Third, there is the sectoral impact: the devastation of the travel and tourism business. The study thinks that there will be long-term scars, as travel recovers only slowly. Those scars will be deepest in economies that rely heavily on tourist revenues to support employment and activity. Global mobility will decline, and emerging economies will be particularly hard hit.

Finally, there is the shift to online working, the end of the commute. The conclusions here are straightforward. There will be a shift in land use, with city centres struggling to repurpose office space with housing, with houses preferred over flats, and with suburbia flourishing. Office space will drop by one-fifth, and paradoxically people may spend more time commuting, because they will make more short trips in cars to different locations, instead of a regular trip to a central office.

My overriding readout from all this is that the scars will be deeper and the recovery take longer than many people think.
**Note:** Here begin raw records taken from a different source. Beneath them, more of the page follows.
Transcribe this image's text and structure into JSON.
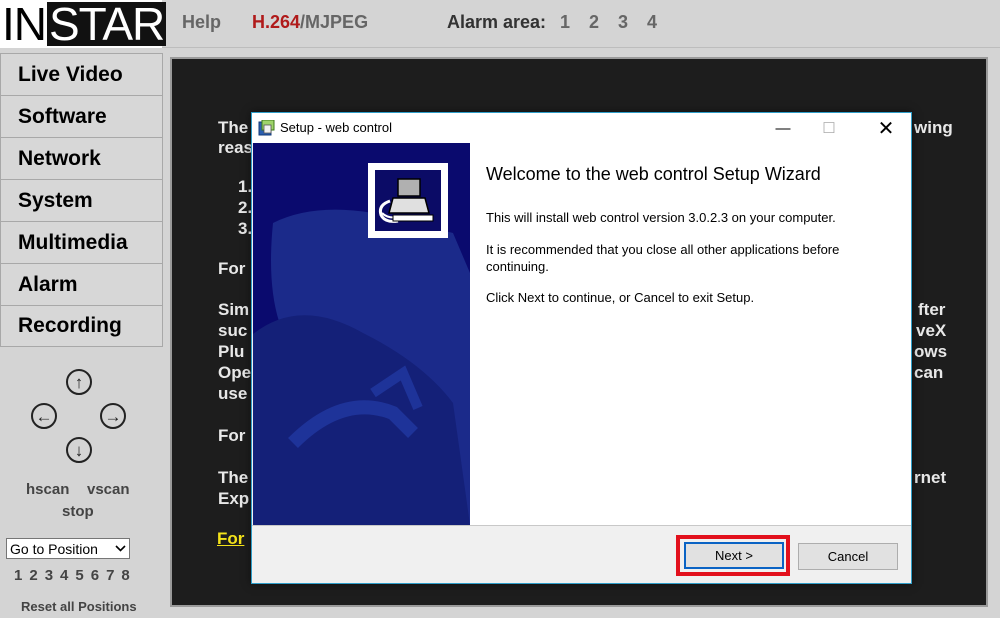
{
  "header": {
    "logo_in": "IN",
    "logo_star": "STAR",
    "help": "Help",
    "codec_h264": "H.264",
    "codec_rest": "/MJPEG",
    "alarm_label": "Alarm area:",
    "alarm_areas": [
      "1",
      "2",
      "3",
      "4"
    ]
  },
  "sidebar": {
    "items": [
      {
        "label": "Live Video"
      },
      {
        "label": "Software"
      },
      {
        "label": "Network"
      },
      {
        "label": "System"
      },
      {
        "label": "Multimedia"
      },
      {
        "label": "Alarm"
      },
      {
        "label": "Recording"
      }
    ],
    "ptz": {
      "up": "↑",
      "left": "←",
      "right": "→",
      "down": "↓"
    },
    "hscan": "hscan",
    "vscan": "vscan",
    "stop": "stop",
    "position_select": "Go to Position",
    "positions": [
      "1",
      "2",
      "3",
      "4",
      "5",
      "6",
      "7",
      "8"
    ],
    "reset": "Reset all Positions"
  },
  "background": {
    "left_fragments": [
      "The",
      "reas",
      "1.",
      "2.",
      "3.",
      "For",
      "Sim",
      "suc",
      "Plu",
      "Ope",
      "use",
      "For",
      "The",
      "Exp"
    ],
    "right_fragments": [
      "wing",
      "fter",
      "veX",
      "ows",
      "can",
      "rnet"
    ],
    "link": "For"
  },
  "dialog": {
    "title": "Setup - web control",
    "min": "—",
    "max": "☐",
    "close": "✕",
    "heading": "Welcome to the web control Setup Wizard",
    "para1": "This will install web control version 3.0.2.3 on your computer.",
    "para2": "It is recommended that you close all other applications before continuing.",
    "para3": "Click Next to continue, or Cancel to exit Setup.",
    "next": "Next >",
    "cancel": "Cancel"
  }
}
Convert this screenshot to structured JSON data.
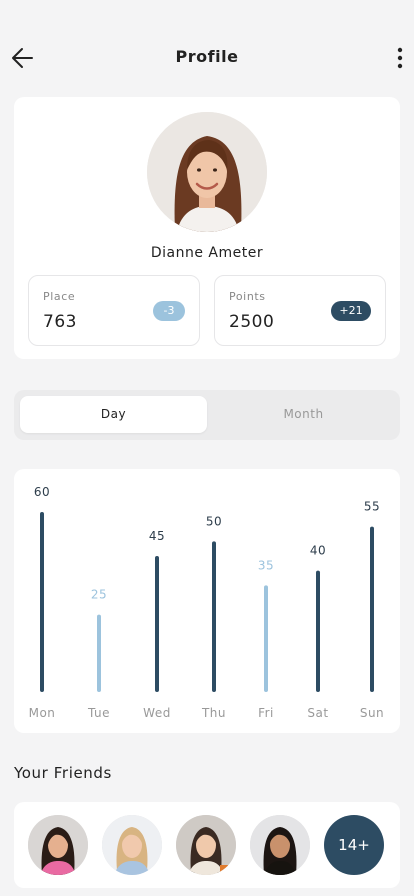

This will define the 2020s in the way that recovery from the banking crash of 2008 and 2009 defined the 2010s. If that sounds depressing, particularly for people early in the careers, consider this.

On the very long view, encompassing – for the UK – both world wars and the great inflation of the 1970s, people who work hard, and save and invest wisely, can protect themselves against grave disruption. I can’t believe that anything will happen in the next couple of decades that will be as bad as the events of the first half of the last century. There is a lot of comfort in the very long view.